Ekonomik azgelişmişlik sorunu ve Kürt sorununu uluslararası konjonktürün güçler bağlamında açıklama girişimleri yerel düzeyde kürt ulusalcılığını geliştiren faktörlerdir.

PKK’ya gösterilen destek köklerini engellerle karşılaşmış halkın Kürt ulusalcılığında bulmaktadır (Marcus, 2009). Devletin kuruluş sürecinde güçlü ve merkeziyetçi bir iktidara ihtiyaç duyulmakla birlikte, günümüzde ülke bütünlüğünün korunması ve rejimin demokrasi ve insan haklarına ilişkin evrensel standartları karşılayabilmesi için yetkilerin ağırlıklı olarak yeniden düzenlenmesi gerekmektedir. Katı merkeziyetçi politikalar yurttaşlar arasındaki dayanışmayı, birlik ve bütünlük duygusunu geliştirmemekte, tersine, çoğu kez farklı kültürel kimlikler üzerinden ayrışmaya vesile olmaktadır (Uygun, 2012: 6).

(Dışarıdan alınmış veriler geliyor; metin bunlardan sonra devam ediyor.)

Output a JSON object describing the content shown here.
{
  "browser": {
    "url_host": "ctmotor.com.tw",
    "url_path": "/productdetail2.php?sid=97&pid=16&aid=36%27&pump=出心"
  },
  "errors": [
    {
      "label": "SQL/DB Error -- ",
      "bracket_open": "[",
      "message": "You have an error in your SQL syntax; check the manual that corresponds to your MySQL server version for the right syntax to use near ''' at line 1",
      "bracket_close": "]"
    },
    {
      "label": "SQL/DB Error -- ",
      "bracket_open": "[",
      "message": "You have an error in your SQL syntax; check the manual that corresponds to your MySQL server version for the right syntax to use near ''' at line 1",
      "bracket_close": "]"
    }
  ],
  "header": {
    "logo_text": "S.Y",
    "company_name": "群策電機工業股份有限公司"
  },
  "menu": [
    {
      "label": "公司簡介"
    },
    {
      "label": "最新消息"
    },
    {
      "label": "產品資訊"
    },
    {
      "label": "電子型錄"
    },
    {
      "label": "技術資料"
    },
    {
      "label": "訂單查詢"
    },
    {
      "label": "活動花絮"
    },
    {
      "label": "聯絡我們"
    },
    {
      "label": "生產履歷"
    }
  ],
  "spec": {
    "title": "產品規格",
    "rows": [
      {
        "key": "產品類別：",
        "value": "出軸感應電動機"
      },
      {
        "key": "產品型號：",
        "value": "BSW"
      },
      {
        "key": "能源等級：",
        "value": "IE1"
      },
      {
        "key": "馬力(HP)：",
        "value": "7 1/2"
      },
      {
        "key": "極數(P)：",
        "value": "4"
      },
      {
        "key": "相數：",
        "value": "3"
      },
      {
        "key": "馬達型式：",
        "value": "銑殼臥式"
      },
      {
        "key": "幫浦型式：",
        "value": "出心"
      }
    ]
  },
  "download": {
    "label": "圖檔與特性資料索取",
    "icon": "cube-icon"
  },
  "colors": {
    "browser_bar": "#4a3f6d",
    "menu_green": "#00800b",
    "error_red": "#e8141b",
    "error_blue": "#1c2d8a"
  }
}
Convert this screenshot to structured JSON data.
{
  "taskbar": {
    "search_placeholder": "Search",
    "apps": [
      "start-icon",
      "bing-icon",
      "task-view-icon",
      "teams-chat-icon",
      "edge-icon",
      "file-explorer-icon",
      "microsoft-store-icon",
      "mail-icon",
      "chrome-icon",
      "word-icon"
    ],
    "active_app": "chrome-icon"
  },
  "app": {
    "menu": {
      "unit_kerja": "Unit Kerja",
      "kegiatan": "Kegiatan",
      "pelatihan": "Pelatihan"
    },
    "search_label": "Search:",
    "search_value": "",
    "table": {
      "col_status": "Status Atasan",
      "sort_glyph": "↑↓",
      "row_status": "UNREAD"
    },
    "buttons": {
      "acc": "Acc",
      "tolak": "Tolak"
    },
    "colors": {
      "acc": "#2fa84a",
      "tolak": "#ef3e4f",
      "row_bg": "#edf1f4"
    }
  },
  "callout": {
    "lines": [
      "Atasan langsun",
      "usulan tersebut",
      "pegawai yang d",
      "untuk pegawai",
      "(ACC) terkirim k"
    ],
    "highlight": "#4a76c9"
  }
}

Cumhuriyet’in ilk yıllarında etnik ve dini homojenlik arayışları, mübadele süreci, varlık vergisi ve asimilasyon politikaları ile ekonomik ve sosyal hayat egemen olmuştur (Aktar, 2008: 23). Askeri müdahalelerin, TSK tarafından, İç Hizmet Kanunu Madde 35’de “Silahlı Kuvvetlerin vazifesi; Türk

yurdunu ve Anayasa ile tayin edilmiş olan Türkiye Cumhuriyetini kollamak ve korumaktır (Türk Silahlı Kuvvetleri İç Hizmet Kanunu: Madde 35)” ibaresinden kaynaklanan “umumi vazife” ile yapılması Türkiye’de Türkler dışında kimsenin bulunmadığına dair düşünceyi beslemiştir. Türkiye’nin bekası ve sürekliliği ile üniter yapısı, muhafazakâr bir devlet anlayışı ile korunmaya çalışılmıştır. 1961 ve 1982 Anayasaları döneminde çıkartılan Siyasi Partiler Kanunu’nda partilerin federalizmi, bölgesel özerkliği veya farklı dil ve kültürlerin korunmasını savunması parti kapatma nedeni sayılmıştır. Merkeziyetçiliğin azaltılmasına yönelik en ılımlı reformlar bile devletin ülkesi ve milletiyle bölünmez bütünlüğü ilkesinin ihlali olarak değerlendirilmiştir (Uygun, 2012: 6).

Yerel yönetimlerin özerkliği, merkezi otorite tarafından sürekli olarak otonomi veya bölgesel özerklik olarak algılanagelmiştir. Ayrılıkçı Kürt Hareketinin de etkisi ile yerel yönetimler ile merkezi yönetim arasındaki bu gerilimli ilişki bilimsel tartışmaların bile merkezinde çok zor yer almaktadır. Yerelleşme, yerel unsurların karar alma sürecinde siyasal vesayetin ya da halkın istek ve taleplerinin hukuki denetimi dışında bir denetim altında olmamasıdır. Bu açıdan Kürt sorunu yerel siyasetin gelişmesinde ana sorunlardan biridir.